2. Insufficiency as to "Tumultuous" Behavior
The information is also insufficient because the conduct alleged, defendant's "yelling" at another person, does not make out a prima facie case of "violent, tumultuous or threatening behavior." This conduct was obviously not violent and, absent any allegation as to what defendant actually said, was not threatening, either.
Nor was it "tumultuous," since that term implies something more extreme than mere yelling. The ordinary meaning of the term "tumultuous" is "loud, excited, and emotional ... involving a lot of violence, confusion, or disorder." Case after case has concluded that merely "yelling" is not enough. See, e.g., People v. Moreno, 47 Misc.3d 138(A) (App.Term 2d, 11th and 13th Dists 2015) (yelling and cursing at police officers, a "crude and offensive outburst," was not "tumultuous"); People v. Square, 20 Misc.3d 1126(A), 872 N.Y.S.2d 693 (Crim Ct N.Y. County 2008) (yelling, by itself, is not "tumultuous"); People v. Cameron, 3 Misc.3d 1105(A), 787 N.Y.S.2d 679 (Crim Ct Kings County 2004) ("Although the court does not condone yelling and cursing at the police, such behavior cannot possibly be characterized as engaging in fighting, violent, tumultuous or threatening behavior that is of immediate public concern."); People v. Palmer, 176 Misc.2d 813, 674 N.Y.S.2d 566 (Crim Ct N.Y. County 1998) (shouting obscenities at police officer in full view of passers by); People v. Stephen, 153 Misc.2d 382, 581 N.Y.S.2d 981 (Crim Ct N.Y. County 1992) (no "tumultuous" conduct where defendant grabbed his genitals and yelled offensive epithets at a police officer).
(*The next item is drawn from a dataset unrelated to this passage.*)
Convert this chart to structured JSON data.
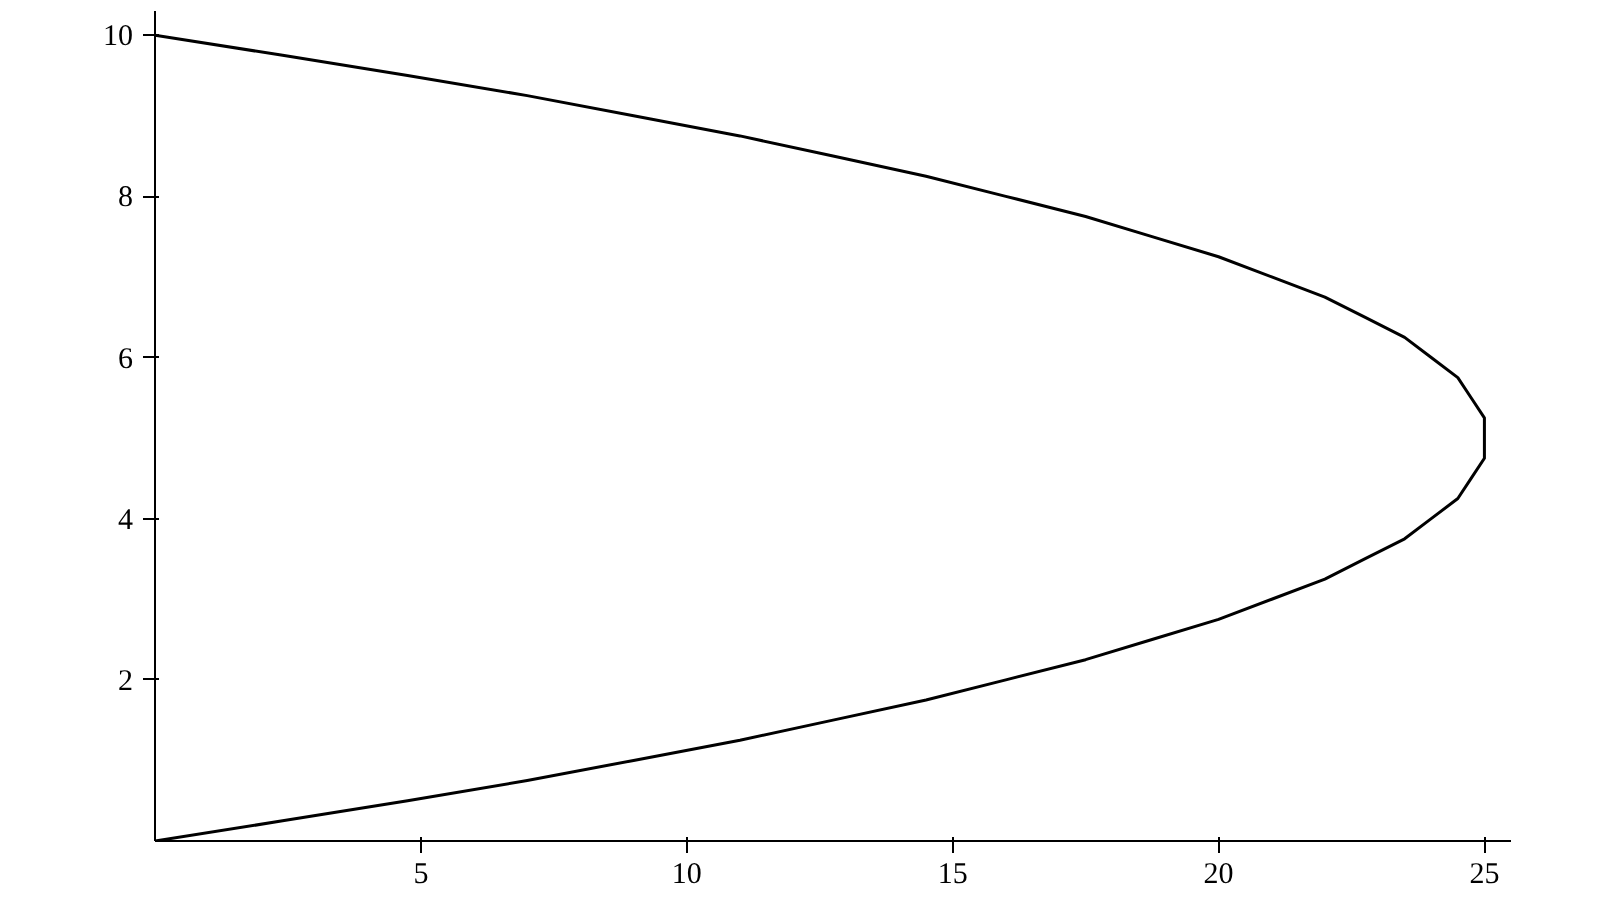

http://www.merriam-webster.com/dictionary/tumultuous (last accessed August 12, 2015).
--------
3. Conclusion
The disorderly conduct count is facially insufficient, and the motion to dismiss that count is granted.
C. The Resisting Arrest Count Must also Be Dismissed
Because the People must establish that an arrest was "authorized" as a predicate to a resisting arrest charge, the count charging the defendant with that offense must also be dismissed. The facts alleged to not make out a prima facie case of disorderly conduct, and therefore defendant's arrest was not authorized. See People v. Dennis, 13 Misc.3d 41, 823 N.Y.S.2d 830 (App Term 9th and 10th Dists 2006) ; Moreno, 47 Misc.2d at 138, 261 N.Y.S.2d 803 (A) ( "As there were insufficient allegations in the accusatory instrument to establish reasonable cause to believe that defendant committed ... disorderly conduct ..., the misdemeanor complaint failed to set forth facts establishing reasonable cause to believe that defendant's arrest was authorized, a necessary element of the offense of resisting arrest.")
V. CONCLUSION
For the foregoing reasons, defendant's motion to dismiss is granted. Sealing is stayed for 30 days.
This constitutes the Decision and Order of the Court.